Begriffe wie „Süßigkeiten“ oder auch „gesundes Essen“ sind mir generell suspekt, denn sie teilen Nahrungsmittel subjektiv in Kategorien ein. Gerade die Begriffe „Süß“ und „Gesund“ scheinen an den verschiedenen Enden des gleichen Spektrums angelagert zu sein, während tatsächlich jeweils im anderen Extrem „Sauer“ respektive „Ungesund“ stehen müsste.

Welches Essen ist nun also gesund? Dasjenige, das nicht ungesund ist. Welches Essen ist ungesund? Kann man denn etwas Essen nennen, das einen krank macht? Essen kann man eigentlich alles. In den Mund nehmen, kauen, runterschlucken. Klärschlamm ist ungesund, würde ich mal behaupten, so als Beispiel. Spaß beiseite. Für Allergiker sind manche Nahrungsmittel ungesund, ja tödlich. Und sonst? Ein Schweinsbraten (fettig, fettig!) bringt einen nicht um, enthält gutes Vitamin B12 und Eisen. Drei Schweinsbraten täglich pro Mahlzeit, das wäre ungesund. So beende ich meinen Monolog zum Thema „Was ist gesundes Essen“ mit einer ollen Weisheit: die Menge macht das Gift.

Zurück zu den Süßigkeiten. Als echte Ökomutti müsste ich Rosinen reichen. Aber wer möchte schon den Geschmack verdorrter Trauben auf der Zunge, wenn einem gerade nach Kakao und Saccharose ist? Dörrobst als „Süßes“ zu deklarieren und auch nur zu besonderen Anlässen zu geben ist doch nur eine leichte Variation der gängigen gesellschaftlichen Gepflogenheiten.

Welche Schokolade gebe ich also meinem Kind? Speziell deklarierte Kindersüßware? Quietschbunt verpackt, verziert mit lustigen Tieren, die Zusammenstellung des Inhalts aus guten Gründen so kurz wie möglich gehalten? (Niedlich verpackte Kinderprodukte gibt es schon auch im Biomarkt und nicht nur beim Discounter, am Rande bemerkt. Nur, dass diese dann manchmal als etwas „weniger süß“ deklariert sind). Schmecken diese Sachen wirklich, und wenn ja, warum sind sie dann nur für Kinder? Kinder mögen Zuckriges, aber mögen sie wirklich zu Zuckriges? Mögen sie wirklich das Fruchtaroma lieber als das Original? Und wenn ja, warum? Fragen über Fragen. Ich habe nur keine Lust, mich zu viel mit ihnen zu beschäftigen.
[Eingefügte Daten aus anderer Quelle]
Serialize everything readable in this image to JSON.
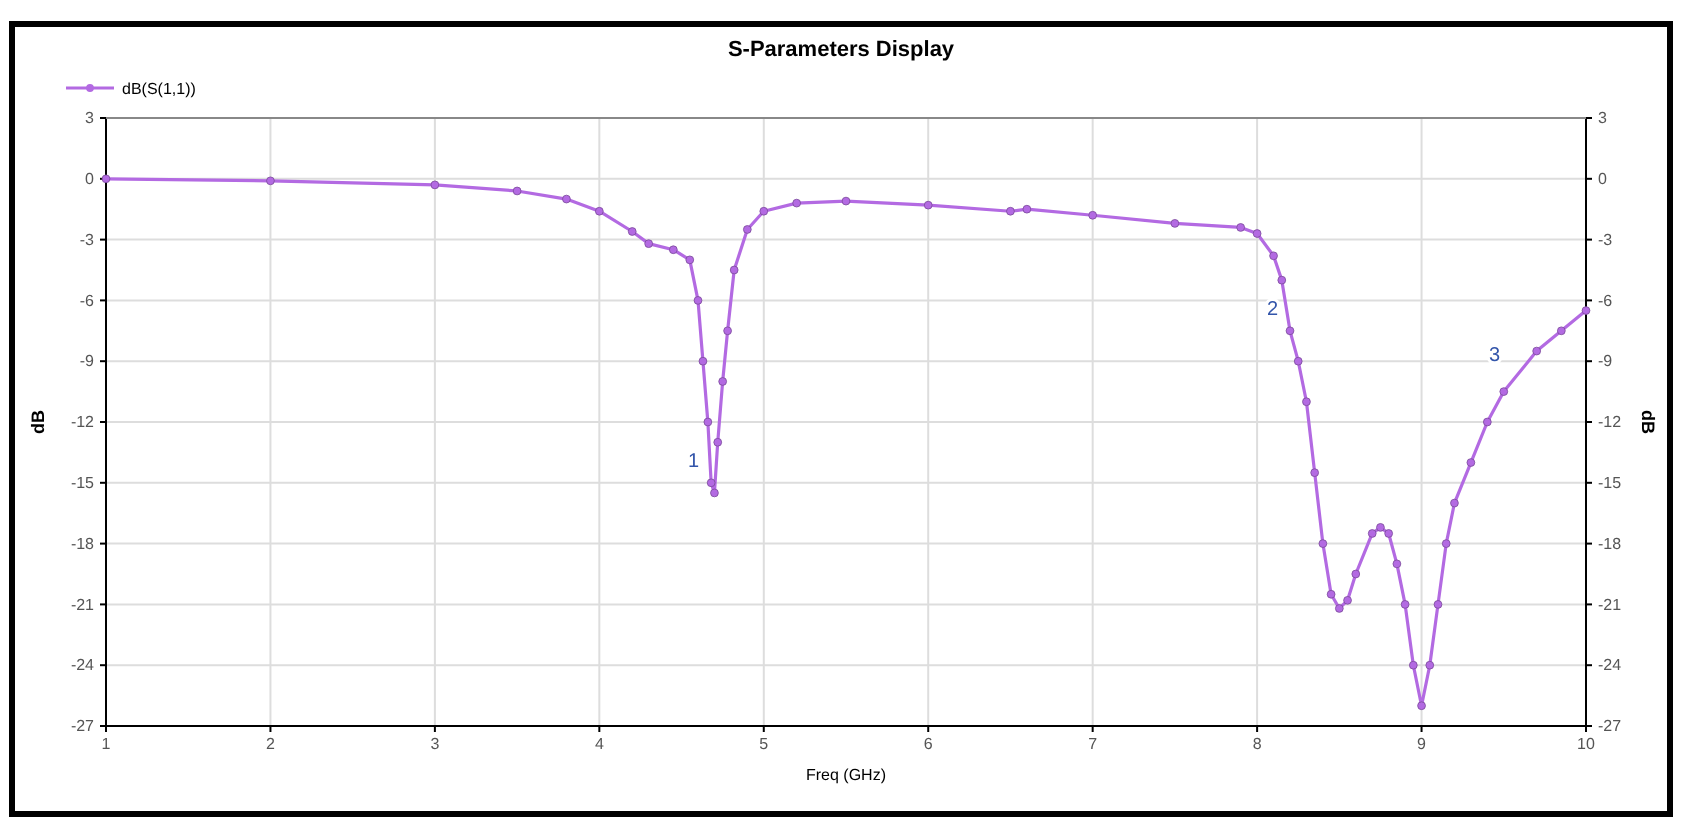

So kriegt unser Nachwuchs einfach die sogenannten Süßigkeiten, die auch wir essen, und auch meistens dann, wenn er etwas möchte. Wir machen es einfach genauso, wie wenn er um Oliven oder Gurken bittet, denn das kommt fast genauso häufig vor und das ist ja schließlich – gesund (würden die Omas sagen).